Jacinda Ardern’s press release says that,
“We still have major concerns around the risk predictor model and will confirm our position on the Vulnerable Children’s Bill following public submissions and the select committee process.
“We also believe more work needs to be done on the wider issues of child well-being, including child poverty.
This makes similar points to those given in her speech at yesterday’s First Reading.
Phil Twyford’s speech was particularly significant. He pointed out that the government speakers for the Bill were at pains to distance themselves from issues of poverty and inequality. Twyford argued that social context, poverty and income inequalities, while not specifically causing child abuse, were underlying risk factors.
Links between child abuse, poverty and inequality are shown in the UNICEF 2006 report on violence against children (pp.30-2). It explains that measures to counter violence against children should include the reduction of:
[…] social and economic inequalities. Governments should analyse the impact of public policies on the vulnerability of communities and their children to violence, and commit substantial investment to the implementation of social, housing, employment, and quality education policies and programmes. Priority should be given to approaches that focus on poverty and improving linkages, participation and social networks within and between different community groups, thereby fulfilling economic, social and cultural rights; …
Social and economic risk factors are also addressed in a submission to the UN, coordinated by UNICEF New Zealand.
The relationship between poverty and violence is associated with the increased stresses that arise out of poverty, with the social alienation that accompanies poverty, with reduced access to supportive services and with lack of information about personal rights and entitlements.
Addressing violence must include a focus on addressing socio-economic disadvantage.
Green MP Catherine Delahunty’s speech, in talking about vulnerable children in a “holistic way”, focused on our violent society. She also pointed out the links between violence against children and domestic violence against women. She is critical that the Bill does not address the issue of poverty and extra vulnerabilities of many women and children trying to escape from an abusive partner/father.

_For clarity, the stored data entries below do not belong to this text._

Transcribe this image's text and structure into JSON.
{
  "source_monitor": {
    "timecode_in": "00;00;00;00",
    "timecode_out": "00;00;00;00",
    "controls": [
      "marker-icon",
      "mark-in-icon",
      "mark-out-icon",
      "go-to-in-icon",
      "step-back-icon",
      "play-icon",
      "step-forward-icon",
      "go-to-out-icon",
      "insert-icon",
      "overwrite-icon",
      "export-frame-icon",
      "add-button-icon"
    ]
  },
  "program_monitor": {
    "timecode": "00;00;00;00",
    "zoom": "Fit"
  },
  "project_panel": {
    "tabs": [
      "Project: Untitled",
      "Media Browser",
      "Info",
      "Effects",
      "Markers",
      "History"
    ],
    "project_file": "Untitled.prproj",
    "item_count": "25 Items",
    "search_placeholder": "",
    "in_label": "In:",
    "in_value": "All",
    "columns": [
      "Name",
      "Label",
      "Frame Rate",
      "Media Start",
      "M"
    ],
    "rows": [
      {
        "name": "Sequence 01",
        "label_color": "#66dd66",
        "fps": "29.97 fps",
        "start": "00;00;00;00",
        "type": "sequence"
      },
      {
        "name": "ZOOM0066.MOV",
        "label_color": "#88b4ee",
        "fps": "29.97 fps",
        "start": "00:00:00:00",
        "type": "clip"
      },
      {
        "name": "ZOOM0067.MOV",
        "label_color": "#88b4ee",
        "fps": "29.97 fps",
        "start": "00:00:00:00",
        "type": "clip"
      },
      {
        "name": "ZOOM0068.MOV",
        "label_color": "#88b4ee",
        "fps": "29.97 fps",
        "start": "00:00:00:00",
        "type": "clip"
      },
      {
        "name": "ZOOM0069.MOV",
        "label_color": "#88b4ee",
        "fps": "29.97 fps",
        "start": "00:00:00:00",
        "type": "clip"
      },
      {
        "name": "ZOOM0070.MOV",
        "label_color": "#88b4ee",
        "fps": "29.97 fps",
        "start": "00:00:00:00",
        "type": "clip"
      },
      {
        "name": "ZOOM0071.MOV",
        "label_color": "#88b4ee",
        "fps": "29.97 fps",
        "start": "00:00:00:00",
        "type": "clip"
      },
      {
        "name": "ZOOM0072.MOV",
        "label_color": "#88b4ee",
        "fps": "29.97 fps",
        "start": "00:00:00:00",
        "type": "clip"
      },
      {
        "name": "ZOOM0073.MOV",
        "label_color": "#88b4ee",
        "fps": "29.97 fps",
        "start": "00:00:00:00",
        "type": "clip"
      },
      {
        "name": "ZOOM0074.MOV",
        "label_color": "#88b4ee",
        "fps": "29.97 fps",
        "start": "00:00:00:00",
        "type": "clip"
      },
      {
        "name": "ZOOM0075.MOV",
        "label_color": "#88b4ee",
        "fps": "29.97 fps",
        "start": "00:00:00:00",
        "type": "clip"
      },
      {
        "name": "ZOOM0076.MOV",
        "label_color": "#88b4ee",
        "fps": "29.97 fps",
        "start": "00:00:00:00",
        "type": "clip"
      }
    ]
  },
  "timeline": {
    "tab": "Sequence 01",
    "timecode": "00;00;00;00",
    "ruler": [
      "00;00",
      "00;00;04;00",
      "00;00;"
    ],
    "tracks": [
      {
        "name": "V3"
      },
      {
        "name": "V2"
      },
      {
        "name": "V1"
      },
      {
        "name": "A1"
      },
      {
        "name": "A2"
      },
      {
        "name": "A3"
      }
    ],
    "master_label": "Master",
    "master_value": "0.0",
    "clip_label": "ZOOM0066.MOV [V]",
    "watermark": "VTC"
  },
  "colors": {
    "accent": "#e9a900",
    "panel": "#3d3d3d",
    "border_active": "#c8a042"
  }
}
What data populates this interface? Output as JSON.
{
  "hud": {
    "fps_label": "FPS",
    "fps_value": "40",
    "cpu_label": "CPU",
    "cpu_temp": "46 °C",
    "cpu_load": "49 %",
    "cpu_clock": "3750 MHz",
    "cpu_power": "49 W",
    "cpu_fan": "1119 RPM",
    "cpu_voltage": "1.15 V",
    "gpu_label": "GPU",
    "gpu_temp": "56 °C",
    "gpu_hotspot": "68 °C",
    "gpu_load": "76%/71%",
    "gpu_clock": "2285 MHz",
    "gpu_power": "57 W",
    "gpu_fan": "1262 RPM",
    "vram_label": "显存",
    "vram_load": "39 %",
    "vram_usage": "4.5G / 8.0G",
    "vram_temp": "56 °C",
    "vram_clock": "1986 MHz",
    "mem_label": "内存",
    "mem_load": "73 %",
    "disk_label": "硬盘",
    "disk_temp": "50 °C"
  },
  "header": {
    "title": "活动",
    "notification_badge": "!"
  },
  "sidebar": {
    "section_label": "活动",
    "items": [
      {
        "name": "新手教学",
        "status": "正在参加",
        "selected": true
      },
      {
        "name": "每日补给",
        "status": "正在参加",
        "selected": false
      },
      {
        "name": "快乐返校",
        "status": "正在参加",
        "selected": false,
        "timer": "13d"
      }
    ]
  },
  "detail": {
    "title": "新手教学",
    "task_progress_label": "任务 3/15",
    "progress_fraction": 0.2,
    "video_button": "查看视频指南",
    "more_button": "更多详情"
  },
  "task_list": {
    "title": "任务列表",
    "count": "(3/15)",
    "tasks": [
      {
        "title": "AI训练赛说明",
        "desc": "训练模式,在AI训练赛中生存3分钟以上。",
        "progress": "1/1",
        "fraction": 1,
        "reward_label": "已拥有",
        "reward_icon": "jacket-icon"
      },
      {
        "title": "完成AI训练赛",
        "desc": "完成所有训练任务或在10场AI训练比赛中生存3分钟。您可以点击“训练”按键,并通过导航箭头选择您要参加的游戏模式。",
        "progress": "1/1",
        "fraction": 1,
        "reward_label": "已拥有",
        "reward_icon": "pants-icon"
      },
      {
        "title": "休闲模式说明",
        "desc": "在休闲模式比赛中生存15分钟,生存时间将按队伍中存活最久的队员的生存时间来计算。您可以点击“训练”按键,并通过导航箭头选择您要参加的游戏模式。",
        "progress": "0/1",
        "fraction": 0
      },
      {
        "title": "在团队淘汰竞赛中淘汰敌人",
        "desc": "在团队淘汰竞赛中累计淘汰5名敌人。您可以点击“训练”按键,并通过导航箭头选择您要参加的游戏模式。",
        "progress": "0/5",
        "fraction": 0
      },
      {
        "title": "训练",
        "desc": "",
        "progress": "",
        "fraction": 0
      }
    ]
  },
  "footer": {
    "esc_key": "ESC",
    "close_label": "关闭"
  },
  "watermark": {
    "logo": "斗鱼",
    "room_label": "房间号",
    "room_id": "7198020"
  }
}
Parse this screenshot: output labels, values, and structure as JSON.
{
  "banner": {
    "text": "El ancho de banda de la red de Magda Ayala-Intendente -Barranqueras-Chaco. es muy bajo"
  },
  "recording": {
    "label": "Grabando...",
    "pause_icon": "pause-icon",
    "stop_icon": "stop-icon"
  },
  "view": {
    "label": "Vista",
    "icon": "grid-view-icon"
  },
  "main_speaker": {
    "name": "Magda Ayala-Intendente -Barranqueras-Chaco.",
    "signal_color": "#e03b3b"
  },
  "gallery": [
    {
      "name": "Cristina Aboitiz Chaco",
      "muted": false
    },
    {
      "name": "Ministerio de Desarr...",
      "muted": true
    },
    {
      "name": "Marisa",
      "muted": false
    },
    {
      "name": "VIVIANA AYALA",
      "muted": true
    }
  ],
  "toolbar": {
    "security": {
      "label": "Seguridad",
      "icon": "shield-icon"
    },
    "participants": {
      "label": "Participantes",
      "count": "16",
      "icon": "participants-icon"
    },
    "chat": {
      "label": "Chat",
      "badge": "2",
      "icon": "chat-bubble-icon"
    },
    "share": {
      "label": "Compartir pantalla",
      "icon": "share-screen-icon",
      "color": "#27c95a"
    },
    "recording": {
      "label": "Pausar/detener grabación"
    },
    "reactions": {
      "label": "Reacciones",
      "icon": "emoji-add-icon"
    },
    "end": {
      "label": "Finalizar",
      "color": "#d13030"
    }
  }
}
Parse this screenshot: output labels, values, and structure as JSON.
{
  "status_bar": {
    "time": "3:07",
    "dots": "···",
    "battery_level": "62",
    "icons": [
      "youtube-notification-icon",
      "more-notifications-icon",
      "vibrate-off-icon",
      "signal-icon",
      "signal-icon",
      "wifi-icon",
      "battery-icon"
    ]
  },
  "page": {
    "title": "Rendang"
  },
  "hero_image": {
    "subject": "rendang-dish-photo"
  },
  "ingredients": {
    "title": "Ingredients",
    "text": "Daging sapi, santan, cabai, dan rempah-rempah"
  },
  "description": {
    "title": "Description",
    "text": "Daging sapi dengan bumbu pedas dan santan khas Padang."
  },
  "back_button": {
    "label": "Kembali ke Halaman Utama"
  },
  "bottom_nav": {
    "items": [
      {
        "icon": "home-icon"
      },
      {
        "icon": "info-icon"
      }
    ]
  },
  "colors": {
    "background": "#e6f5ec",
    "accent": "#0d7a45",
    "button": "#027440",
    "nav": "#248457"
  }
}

Delahunty’s argument is supported by domestic violence statistics as reported by NZ Women’s Refuges.The UNICEF NZ submission to the UN, also reported on the link between “domestic (or partner) violence and violence to children”:
Violence to children is closely linked to interpersonal violence between adults.
There is a need to scrutinise the progress of this Bill carefully and critically, so that the government does not get away with separating vulnerable children from issues of poverty and income inequalities. Furthermore there needs to be on-going pressure to improve the capabilities of agencies such as WINZ.